Major servicers still find it difficult to provide troubled borrowers with timely notice that more documents are needed to process a loan modification application.
Settlement monitor Joseph Smith said the three mega-servicers are taking corrective actions to expedite loan modification processing.
However, the state attorneys generals that pressed for the settlement with the mega-servicers may impose a new servicing metric to expedite processing and approval/denial decision making.
During a press briefing Wednesday morning, Iowa AG Tom Miller said his fellow AGs are working on a new servicing metric that requires servicers to stop the foreclosure process when they receive a loan modification applicant that is substantially complete. “The prohibition on dual tracking would kick in at that point,” Miller said, rather than the point” when the bank considers it complete. “It is not final,” he added, but it would give banks an incentive to be more efficient and speed up the decision making process.
JPMorgan Chase and ResCap are also subject to audits by the monitor as part of the settlement to stop abusive and unfair servicing practices and provide borrowers with better service. The settlement monitor tests for compliance with 29 servicing metrics.
Smith reported that JPMorgan Chase failed to terminate force-placed insurance within 15 days of receipt of evidence that the borrower has homeowners insurance.
Chase voluntarily provided remediation and refunded premiums to over 2,000 borrowers, according to the monitor’s report that was released Wednesday morning. “This amounts to more remediation than the National Mortgage Settlement requires for a widespread error,” the report says.
The monitor has tested ResCap (formally Ally/GMAC) on 11 servicing metrics and has not “found evidence of a failed metric,” the report said.
“The settlement is allowing us to uncover areas in which more work needs to be done.

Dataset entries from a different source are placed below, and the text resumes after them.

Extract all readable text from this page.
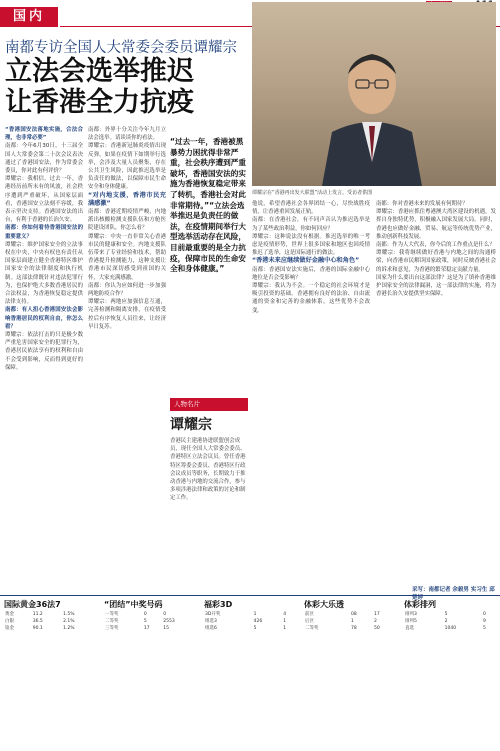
国内
南都专访全国人大常委会委员谭耀宗
立法会选举推迟
让香港全力抗疫

“香港国安法落地实施，合法合理，也非常必要”

南都：今年6月30日，十三届全国人大常委会第二十次会议表决通过了香港国安法，作为常委会委员，你对此有何评价？

谭耀宗：我相信，过去一年，香港经历前所未有的风波，社会秩序遭到严重破坏，从国家层面看，香港国安立法刻不容缓，我表示坚决支持。香港国安法的出台，有利于香港的长治久安。

南都：你如何看待香港国安法的重要意义？

谭耀宗：维护国家安全的立法事权在中央，中央有权也有责任从国家层面建立健全香港特区维护国家安全的法律制度和执行机制。这部法律既针对违法犯罪行为，也保护绝大多数香港居民的合法权益，为香港恢复稳定提供法律支持。

南都：有人担心香港国安法会影响香港居民的权利自由，你怎么看？

谭耀宗：依法打击的只是极少数严重危害国家安全的犯罪行为，香港居民依法享有的权利和自由不会受到影响，反而得到更好的保障。

南都：外界十分关注今年九月立法会选举。请谈谈你的看法。

谭耀宗：香港新冠肺炎疫情出现反弹，如果在疫情下如期举行选举，会涉及大量人员聚集，存在公共卫生风险，因此推迟选举是负责任的做法，以保障市民生命安全和身体健康。

“对内地支援，香港市民充满感激”

南都：香港近期疫情严峻，内地派出核酸检测支援队伍和方舱医院建设团队，你怎么看？

谭耀宗：中央一直非常关心香港市民的健康和安全。内地支援队伍带来了专业经验和技术，帮助香港提升检测能力，这种支援让香港市民深切感受到祖国的关怀，大家充满感激。

南都：你认为应如何进一步加强两地防疫合作？

谭耀宗：两地应加强信息互通，完善检测和隔离安排，在疫情受控后有序恢复人员往来，让经济早日复苏。

“过去一年，香港被黑暴势力困扰得非常严重，社会秩序遭到严重破坏，香港国安法的实施为香港恢复稳定带来了转机，香港社会对此非常期待。”“立法会选举推迟是负责任的做法，在疫情期间举行大型选举活动存在风险，目前最重要的是全力抗疫，保障市民的生命安全和身体健康。”
谭耀宗在“香港再出发大联盟”活动上发言。受访者供图
人物名片
谭耀宗
香港民主建港协进联盟创会成员，现任全国人大常委会委员、香港特区立法会议员。曾任香港特区筹委会委员、香港特区行政会议成员等职务，长期致力于推动香港与内地的交流合作，参与多项涉港法律和政策的讨论和制定工作。

他说，希望香港社会各界团结一心，尽快战胜疫情，让香港重回发展正轨。

南都：在香港社会，有不同声音认为推迟选举是为了某些政治利益，你如何回应？

谭耀宗：这种说法没有根据。推迟选举的唯一考虑是疫情形势，世界上很多国家和地区也因疫情推迟了选举，这是国际通行的做法。

“香港未来应继续做好金融中心和角色”

南都：香港国安法实施后，香港的国际金融中心地位是否会受影响？

谭耀宗：我认为不会。一个稳定的社会环境才是吸引投资的基础。香港拥有良好的法治、自由流通的资金和完善的金融体系，这些优势不会改变。

南都：你对香港未来的发展有何期待？

谭耀宗：香港应抓住粤港澳大湾区建设的机遇，发挥自身独特优势，积极融入国家发展大局。同时，香港也应做好金融、贸易、航运等传统优势产业，推动创新科技发展。

南都：作为人大代表，你今后的工作重点是什么？

谭耀宗：我将继续做好香港与内地之间的沟通桥梁，向香港市民解读国家政策，同时反映香港社会的诉求和意见，为香港的繁荣稳定贡献力量。

国家为什么要出台这部法律？这是为了填补香港维护国家安全的法律漏洞，这一部法律的实施，将为香港长治久安提供坚实保障。

采写：南都记者 余毅男 实习生 邱楚婷
国际黄金36法7
黄金	11.2	1.5%
白银	36.5	2.1%
铂金	90.1	1.2%
“团结”中奖号码
一等奖	0	0
二等奖	5	2553
三等奖	17	15
福彩3D
3D开奖	1	4
组选3	426	1
组选6	5	1
体彩大乐透
前区	08	17
后区	1	2
二等奖	78	50
体彩排列
排列3	5	0
排列5	2	9
直选	1040	5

The banks are now working to correct these errors and will be tested again to determine their level of improvement,” Smith said.
Dan Frahm, a spokesman for the Charlotte, North Carolina-based Bank of America, told Bloomberg News on Wednesday in an e-mail that B of A is back in compliance with that metric, and that it didn’t result in improper foreclosures or modification denials.
“This relates to the amount of time it takes us to notify customers that they have not submitted all the necessary documents for us to make a decision,” Frahm said. “We have adjusted processes to reduce the time it takes to generate these notices.”
Citigroup is “working to implement corrective actions as soon as possible under the direction of the monitor,” Mark Rodgers, a bank spokesman, said in an e-mailed statement to Bloomberg Wednesday.
Mary Eshet, a spokeswoman for the San Francisco- based lender, told Bloomberg Wednesday that Wells Fargo brought the shortcoming to the monitor’s attention.
“We remain firmly committed to meeting the standards established by the National Mortgage Settlement and we will continue to improve our services for customers,” Eshet said.
“In November, we self-identified a potential gap,” said Mark Kornblau, a spokesman for New York-based JPMorgan told Bloomberg. “We quickly fixed the issue.”